Cytochrome P450 enzymes (P450s) catalyze the activation of C–H bonds, followed by diverse reactions depending on the surrounding environment. To generate the active species, P450s require electrons supplied via redox partner proteins. During this process, the interaction with electron transfer proteins (ETs) not only affects electron transfer efficiency, influencing catalytic activity, but also modulates the substrate channel1, affecting reaction specificity2. Its specific but weak properties make it difficult to characterize the interaction between P450 and ETs by conventional approaches. Here, we present a proximity-based method to evaluate the P450–ET interaction.

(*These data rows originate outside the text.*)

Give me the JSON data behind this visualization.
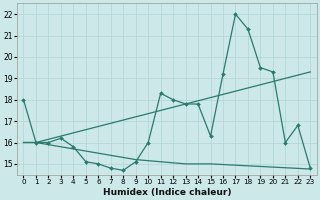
{
  "xlabel": "Humidex (Indice chaleur)",
  "bg_color": "#cce8e8",
  "grid_color": "#b0d4d4",
  "line_color": "#2a7a6e",
  "y_data": [
    18.0,
    16.0,
    16.0,
    16.2,
    15.8,
    15.1,
    15.0,
    14.8,
    14.7,
    15.1,
    16.0,
    18.3,
    18.0,
    17.8,
    17.8,
    16.3,
    19.2,
    22.0,
    21.3,
    19.5,
    19.3,
    16.0,
    16.8,
    14.8
  ],
  "y_upper": [
    16.0,
    16.0,
    16.15,
    16.3,
    16.45,
    16.6,
    16.75,
    16.9,
    17.05,
    17.2,
    17.35,
    17.5,
    17.65,
    17.8,
    17.95,
    18.1,
    18.25,
    18.4,
    18.55,
    18.7,
    18.85,
    19.0,
    19.15,
    19.3
  ],
  "y_lower": [
    16.0,
    16.0,
    15.9,
    15.8,
    15.7,
    15.6,
    15.5,
    15.4,
    15.3,
    15.2,
    15.15,
    15.1,
    15.05,
    15.0,
    15.0,
    15.0,
    14.97,
    14.94,
    14.91,
    14.88,
    14.85,
    14.82,
    14.79,
    14.76
  ],
  "ylim": [
    14.5,
    22.5
  ],
  "yticks": [
    15,
    16,
    17,
    18,
    19,
    20,
    21,
    22
  ],
  "xlim": [
    -0.5,
    23.5
  ],
  "xticks": [
    0,
    1,
    2,
    3,
    4,
    5,
    6,
    7,
    8,
    9,
    10,
    11,
    12,
    13,
    14,
    15,
    16,
    17,
    18,
    19,
    20,
    21,
    22,
    23
  ]
}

To induce proximity, P450 and its redox partner proteins were co-anchored on a self-assembling protein scaffold. A naturally occurring heterotrimeric PCNA, whose subunits can be expressed as monomeric proteins separately but assemble into a defined trimeric complex upon mixing, serves as a powerful platform for the purpose. Even though ET binding to P450 competes with that to its reductase, this competition is negligible in a bulk system because only a small fraction of ETs are bound to either partner and most proteins are free in solution. Co-anchoring of P450 and its redox partner proteins on the PCNA scaffold brings them into spatial proximity, thereby allowing binding of the ET to P450 to effectively prevent its interaction with the reductase, resulting in a measurable decrease in ET reduction.
A significant decrease in the reduction rate of the ET by its reductase was observed upon co-anchoring. Mutations in the region of the ET indeed altered the degree of the decrease, indicating that the interaction can be distinguished using this approach. Furthermore, combining this method with immobilization onto multi-well plates simplified recombinant protein preparation, enabling high-throughput screening of the P450–ET interaction. As described above, proximity-based reduction assays provide a useful strategy for characterizing interactions between P450 and its ETs.